Ein Augenmerk möchten wir auf Schülerinnen und Schüler richten, die aufgrund ihrer familiären Herkunft und Migrationsgeschichte besonders emotional nah am Thema sind – und das schließt alle Positionen ein. Bedenken Sie in den Gesprächen, dass „Palästinenser“ und „Israeli“ nationale Identitäten sind, die nicht zwangsläufig auch einer Religionszugehörigkeit entsprechen. Daran muss immer wieder erinnert werden, denn es gilt zu verhindern, dass Jüdinnen und Juden bzw. Muslima und Muslime stellvertretend für politische Entscheidungen verantwortlich gemacht werden. Helfen Sie Jugendlichen vor allem dann, wenn Sie den Eindruck haben, diese müssten sich aufgrund von Peer-Druck oder familiärem Zusammenhalt für „eine Seite“ entscheiden. Fordern Sie bitte auch selbst niemanden aufgrund seiner (vermeintlichen) Zugehörigkeit auf, sich zu positionieren. Gleichzeitig gilt: Wer sich für eine friedliche Lösung für alle einsetzt, darf sich auch mit einer einzelnen Konfliktpartei solidarisch(er) zeigen! Nutzen Sie auch Einzelgespräche nach der Stunde, in denen Sie die pädagogische Beziehung suchen, nehmen Sie dadurch den Peer-Druck und seien Sie gleichzeitig Vorbild mit ernst gemeintem Interesse. 

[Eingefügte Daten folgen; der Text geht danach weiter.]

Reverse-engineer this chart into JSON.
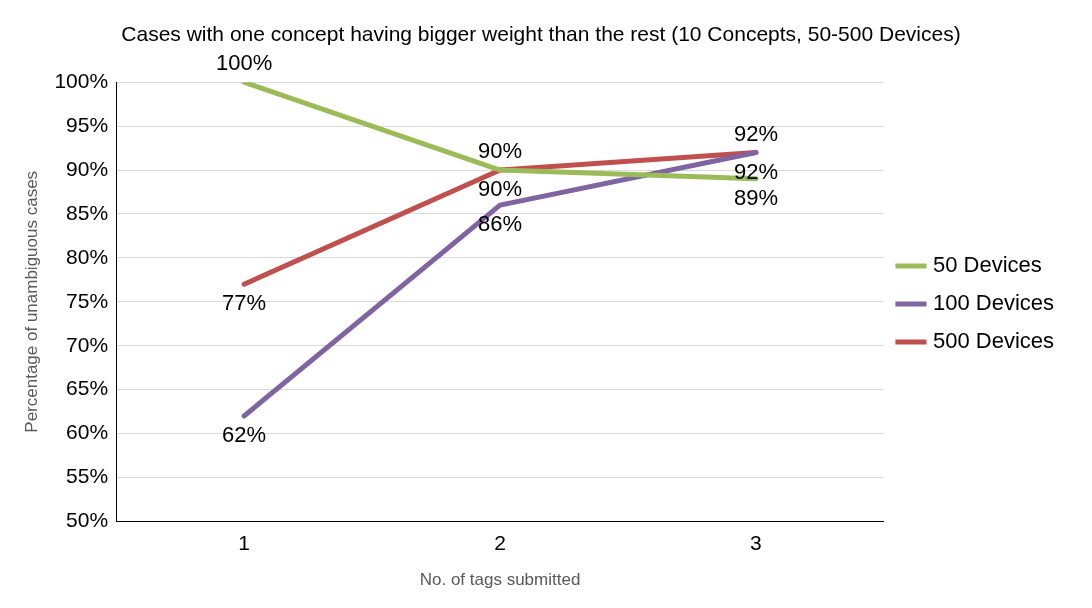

Darüber hinaus gilt es zu berücksichtigen, dass Äußerungen von Jugendlichen nicht immer differenziert sind und oft impulsiv vorgetragen werden. Vieles ist deshalb nicht immer inhaltlich detailliert unterfüttert, sodass Nachfragen wie „Was meinst du damit?“, „Hast du ein Beispiel?“ oder „Kannst das genauer machen/konkretisieren?“ schnell die (sprachliche und inhaltliche) Not der Schülerin / des Schülers und die fachliche Überlegenheit als Lehrkraft zeigen. Bleiben Sie hier offen für diese Not, halten Sie dies aus, statt zu belehren. 

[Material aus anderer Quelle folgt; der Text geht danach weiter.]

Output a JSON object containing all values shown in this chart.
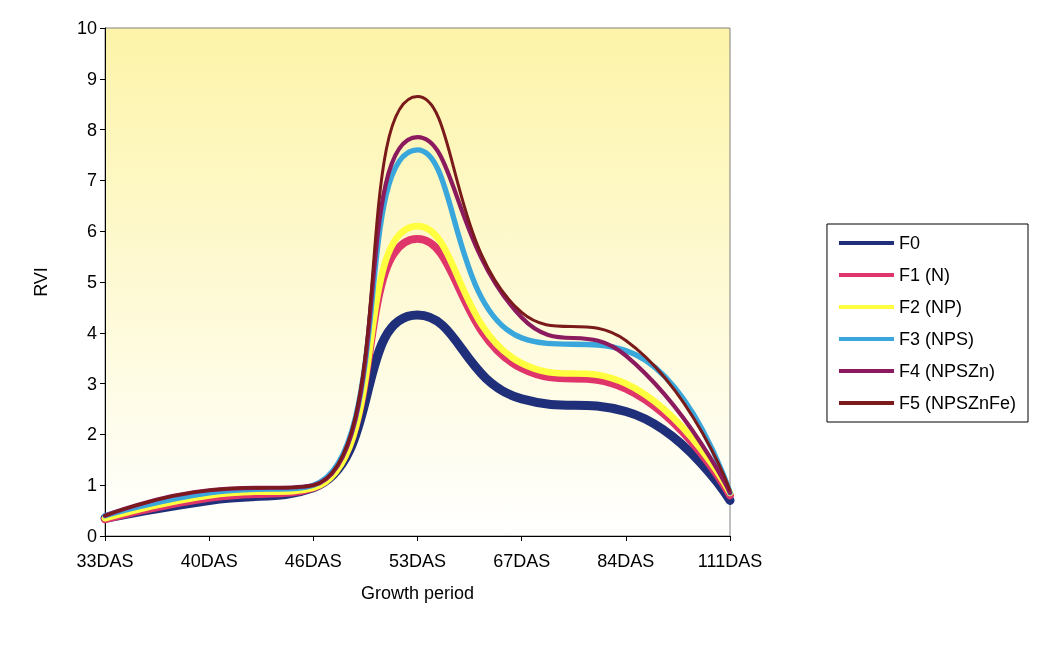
{
  "chart_data": {
    "type": "line",
    "xlabel": "Growth period",
    "ylabel": "RVI",
    "categories": [
      "33DAS",
      "40DAS",
      "46DAS",
      "53DAS",
      "67DAS",
      "84DAS",
      "111DAS"
    ],
    "ylim": [
      0,
      10
    ],
    "yticks": [
      0,
      1,
      2,
      3,
      4,
      5,
      6,
      7,
      8,
      9,
      10
    ],
    "grid": false,
    "legend": "right",
    "marker": "none",
    "line_style": "solid",
    "series": [
      {
        "name": "F0",
        "color": "#1f2f7a",
        "values": [
          0.35,
          0.7,
          0.95,
          4.35,
          2.7,
          2.45,
          0.7
        ]
      },
      {
        "name": "F1 (N)",
        "color": "#e0356a",
        "values": [
          0.33,
          0.75,
          0.95,
          5.85,
          3.3,
          2.9,
          0.8
        ]
      },
      {
        "name": "F2 (NP)",
        "color": "#ffff40",
        "values": [
          0.35,
          0.8,
          0.95,
          6.1,
          3.4,
          3.0,
          0.85
        ]
      },
      {
        "name": "F3 (NPS)",
        "color": "#3aa7dc",
        "values": [
          0.4,
          0.85,
          1.0,
          7.6,
          3.9,
          3.65,
          0.85
        ]
      },
      {
        "name": "F4 (NPSZn)",
        "color": "#8b1a5e",
        "values": [
          0.4,
          0.9,
          1.0,
          7.85,
          4.3,
          3.55,
          0.85
        ]
      },
      {
        "name": "F5 (NPSZnFe)",
        "color": "#7a1a1a",
        "values": [
          0.4,
          0.9,
          1.0,
          8.65,
          4.4,
          3.85,
          0.9
        ]
      }
    ]
  }
}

Sie als Lehrkraft repräsentieren unser menschenrechtsbasiertes Grundgesetz und stehen für diese Werte ein. Fehlende Empathie mit den Opfern der Gewalt, Verherrlichung des Terrors oder Gefühllosigkeit gegenüber den Zurschaustellungen von Opfern in sozialen Medien stehen im krassen Gegensatz zu diesen Werten. Weisen Sie darauf hin. Stehen Sie für diese Werte ein, z. B. indem Sie sich auf das humanitäre Völkerrecht beziehen und die damit einhergehende Selbstverpflichtung von Konflikt- und Kriegsparteien. Achten Sie aber auch darauf, dass Ohnmachtsgefühle oder die Wahrnehmung, bestimmte Opfergruppen wären in der Vergangenheit weniger wichtig genommen worden, ihren Platz im Klassenraum haben, z. B. indem Sie gemeinsam überlegen wie der zivilen Opfer gedacht werden kann oder wie man überhaupt Solidarität mit der Zivilbevölkerung zeigen kann.

Bedenken Sie bitte: Kritik an der (aktuellen) Politik eines demokratischen Landes ist legitim, auch in Zeiten schwerster Krisen. Das gilt auch für die kritische Auseinandersetzung mit der politischen Lage in Israel und den palästinensischen Autonomiegebieten – auch dann, wenn Äußerungen antizionistisch sind. Aber: Das Existenzrecht des Staates Israel ist nicht infrage zu stellen! Greifen Sie klar ein, wenn es zu Dämonisierungen der israelischen Politik kommt. Fordern Sie immer wieder dazu auf, multiperspektivisch zu sein und einfache Stereotype zu hinterfragen. Wir möchten an dieser Stelle auf ein Gespräch zwischen Hédi Bouden und Ruben Herzberg hinweisen, das am 1. November 2023 aufgezeichnet wurde: In der Schule über den Nahost-Konflikt reden – ein Gespräch mit Ruben Herzberg und Hédi Bouden (YouTube). Es gibt auch eine 14-minütige Kurzfassung des Gesprächs.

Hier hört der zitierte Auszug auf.